Da quando vado annusando cose letterarie su internet mi
trovo spesso di fronte all'espressione un po' spocchiosa: saper
scrivere. Certo ci sono delle regole che in linea di massima vanno sapute
perché sono la colonna portante della comunicazione verbale scritta, ma fare di
queste regole la medaglia al valore da appuntarsi al petto ogni volta che l'Ego
lo richiede, mi sembra eccessivo. Anzi mi ricorda l'atteggiamento un po' tipico
del liceale classico, il quale dopo aver preso tante batoste per delle
innocenti sviste ortografiche, non vede l'ora di beccare qualcuno in castagna
su quegli stessi errori per cui lui/lei ha preso quattro nel tema, perché si sa
che la violenza genera violenza.
Questi sadici che rigenerano frustrazioni adolescenziali si accontentano
di un'apostrofe per scatenare una fatwa contro lo scrittore ignorante.

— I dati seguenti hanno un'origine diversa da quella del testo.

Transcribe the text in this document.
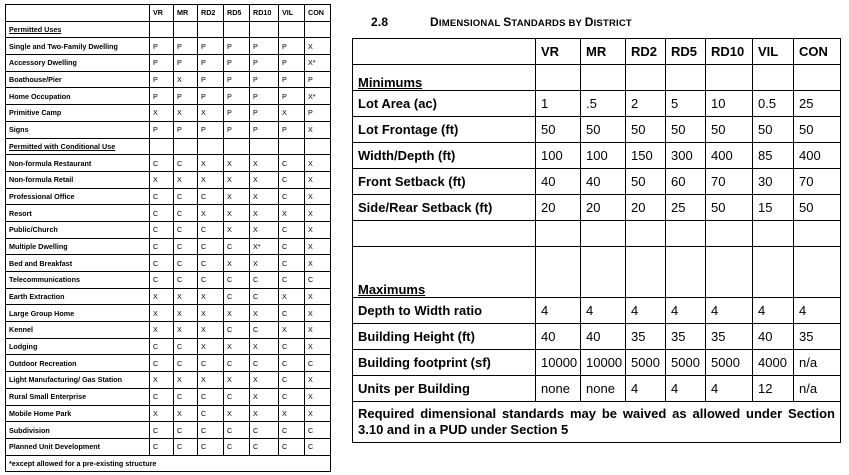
	VR	MR	RD2	RD5	RD10	VIL	CON
Permitted Uses							
Single and Two-Family Dwelling	P	P	P	P	P	P	X
Accessory Dwelling	P	P	P	P	P	P	X*
Boathouse/Pier	P	X	P	P	P	P	P
Home Occupation	P	P	P	P	P	P	X*
Primitive Camp	X	X	X	P	P	X	P
Signs	P	P	P	P	P	P	X
Permitted with Conditional Use							
Non-formula Restaurant	C	C	X	X	X	C	X
Non-formula Retail	X	X	X	X	X	C	X
Professional Office	C	C	C	X	X	C	X
Resort	C	C	X	X	X	X	X
Public/Church	C	C	C	X	X	C	X
Multiple Dwelling	C	C	C	C	X*	C	X
Bed and Breakfast	C	C	C	X	X	C	X
Telecommunications	C	C	C	C	C	C	C
Earth Extraction	X	X	X	C	C	X	X
Large Group Home	X	X	X	X	X	C	X
Kennel	X	X	X	C	C	X	X
Lodging	C	C	X	X	X	C	X
Outdoor Recreation	C	C	C	C	C	C	C
Light Manufacturing/ Gas Station	X	X	X	X	X	C	X
Rural Small Enterprise	C	C	C	C	X	C	X
Mobile Home Park	X	X	C	X	X	X	X
Subdivision	C	C	C	C	C	C	C
Planned Unit Development	C	C	C	C	C	C	C
*except allowed for a pre-existing structure							
2.8	DIMENSIONAL STANDARDS BY DISTRICT
	VR	MR	RD2	RD5	RD10	VIL	CON
Minimums							
Lot Area (ac)	1	.5	2	5	10	0.5	25
Lot Frontage (ft)	50	50	50	50	50	50	50
Width/Depth (ft)	100	100	150	300	400	85	400
Front Setback (ft)	40	40	50	60	70	30	70
Side/Rear Setback (ft)	20	20	20	25	50	15	50

Maximums							
Depth to Width ratio	4	4	4	4	4	4	4
Building Height (ft)	40	40	35	35	35	40	35
Building footprint (sf)	10000	10000	5000	5000	5000	4000	n/a
Units per Building	none	none	4	4	4	12	n/a
Required dimensional standards may be waived as allowed under Section 3.10 and in a PUD under Section 5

Visto
ormai il numero di qual'è che si leggono in giro, soprattutto in pubblicazioni
autorevoli scientifiche, non dubito che tra poco persino la Crusca interverrà a
nobilitare questa forma. Chissà allora i cultori della forma quale faccia
faranno! Confesso comunque che anche a me qual'è fa tremare i polsi. Quante ne
hanno dovute ingoiare poveretti, non ultima quel petaloso, per cui non il
bambino, bensì il politico sarà ricordato nei libri di Storia.
Tutto questo culto della forma però che noia! Ma non era
l'Hauser che diceva che dietro l'horror vacui delle facciate barocche si
nascondeva la paura del vuoto? Per fortuna la letteratura ama anche
l'esperimento e spesso privilegia il contenuto. Mi ricordo di un’abitante delle
favelas di Rio balzata alla notorietà letteraria per avere scritto, quasi
analfabeta, un libro che è diventato un best seller. Il fatto è che forma e
contenuto sono come il Tempo e lo Spazio. Funzionano in coppia. Per questi
ultimi però esiste l'unità fondamentale del cronotopo. Qual è (notare che l'ho
scritto come si deve) l'equivalente per la Forma e il Contenuto della
narrazione? Un bel dilemma! Riusciremo a dormire questa notte? Io sì e voi?